Annalisa Sonzogni

Bridging the Distance

by Gil Pasternak

Bridging the Distance is a group exhibition by international photography, moving-image and lens- related artists, designed to re-evaluate photography’s ability to draw us close to the feelings, concerns and lived experiences of those who exist beyond our own immediate physical, political and cultural spaces.

The works in the exhibition consider people, groups and places of various national and social backgrounds, all of which have seen major transformations of local and even historic significance in the recent past. Whether sending us from England to former Czechoslovakia, Russia, Spain, or back to England again, their varied communicative approaches invite us to ask how do we – how must we – understand the connection between photography and people’s ways of life in today’s post-factual world.

Relentlessly compelling us to take a reality check, the artists often use the camera together with other media, such as voice, sound, text, writing, clay and found ephemera. These actions collapse traditional divisions of theory and practice, speculation and perceived knowledge, imagination and experience. The works thereby encourage us to engage with the question of photography’s participation in human affairs – intellectually, empirically and emotionally.

Some of the exhibits prompt renewed consideration of photographic images; others revolve around the implications of photography’s material manifestations.
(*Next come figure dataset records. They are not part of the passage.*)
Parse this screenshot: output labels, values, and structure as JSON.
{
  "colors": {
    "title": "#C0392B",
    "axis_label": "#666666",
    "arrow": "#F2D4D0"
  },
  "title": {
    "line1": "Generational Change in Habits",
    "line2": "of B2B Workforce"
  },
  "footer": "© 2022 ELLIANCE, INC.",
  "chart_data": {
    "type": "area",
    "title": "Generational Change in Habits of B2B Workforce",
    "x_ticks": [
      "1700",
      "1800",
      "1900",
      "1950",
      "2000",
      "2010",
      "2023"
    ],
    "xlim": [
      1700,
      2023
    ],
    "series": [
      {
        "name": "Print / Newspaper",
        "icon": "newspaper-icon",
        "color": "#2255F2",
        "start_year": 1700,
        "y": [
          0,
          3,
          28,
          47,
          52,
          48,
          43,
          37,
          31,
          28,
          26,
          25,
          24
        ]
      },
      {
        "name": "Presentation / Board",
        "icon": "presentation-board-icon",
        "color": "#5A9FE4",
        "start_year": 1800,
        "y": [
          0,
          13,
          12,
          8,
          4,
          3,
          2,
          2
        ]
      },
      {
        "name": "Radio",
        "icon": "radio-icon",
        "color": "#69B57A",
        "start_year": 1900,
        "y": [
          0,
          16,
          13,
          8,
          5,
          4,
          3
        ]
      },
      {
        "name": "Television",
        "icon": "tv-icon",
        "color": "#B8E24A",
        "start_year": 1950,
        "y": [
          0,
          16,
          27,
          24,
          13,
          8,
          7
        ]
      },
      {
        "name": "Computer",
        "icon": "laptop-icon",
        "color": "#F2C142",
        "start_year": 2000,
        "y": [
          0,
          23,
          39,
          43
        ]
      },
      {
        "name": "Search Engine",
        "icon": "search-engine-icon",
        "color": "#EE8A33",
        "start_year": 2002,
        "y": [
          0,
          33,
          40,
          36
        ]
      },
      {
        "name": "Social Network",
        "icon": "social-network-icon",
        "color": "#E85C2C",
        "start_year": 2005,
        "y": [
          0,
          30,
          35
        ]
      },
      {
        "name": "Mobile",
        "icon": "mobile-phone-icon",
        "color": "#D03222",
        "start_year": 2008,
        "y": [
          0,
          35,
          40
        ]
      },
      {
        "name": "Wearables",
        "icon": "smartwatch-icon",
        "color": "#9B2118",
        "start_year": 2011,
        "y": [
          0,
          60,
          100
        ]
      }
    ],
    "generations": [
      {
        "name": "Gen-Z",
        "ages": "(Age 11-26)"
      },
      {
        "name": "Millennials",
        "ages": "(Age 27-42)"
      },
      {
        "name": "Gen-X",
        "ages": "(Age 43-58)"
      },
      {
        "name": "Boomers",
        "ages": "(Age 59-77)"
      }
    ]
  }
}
Fantasy, social perception, seclusion, surveillance and the everyday are themes that run throughout Bridging the Distance, enabling us to revisit our understandings of photography’s relationship to vision, visibility and visualisation in different yet familiar contexts.

The COVID-19 pandemic has demonstrated to all of us how much we are dependent on one another for our mutual protection and safety. Considering the global rise of various forms of physical, political and cultural exclusion that characterise life in the present day nevertheless, Bridging the Distance implores us to contemplate how photography may be used to neutralise dogmatic cynicism and establish non-discriminatory connections between people across ideological and actual boundaries alike.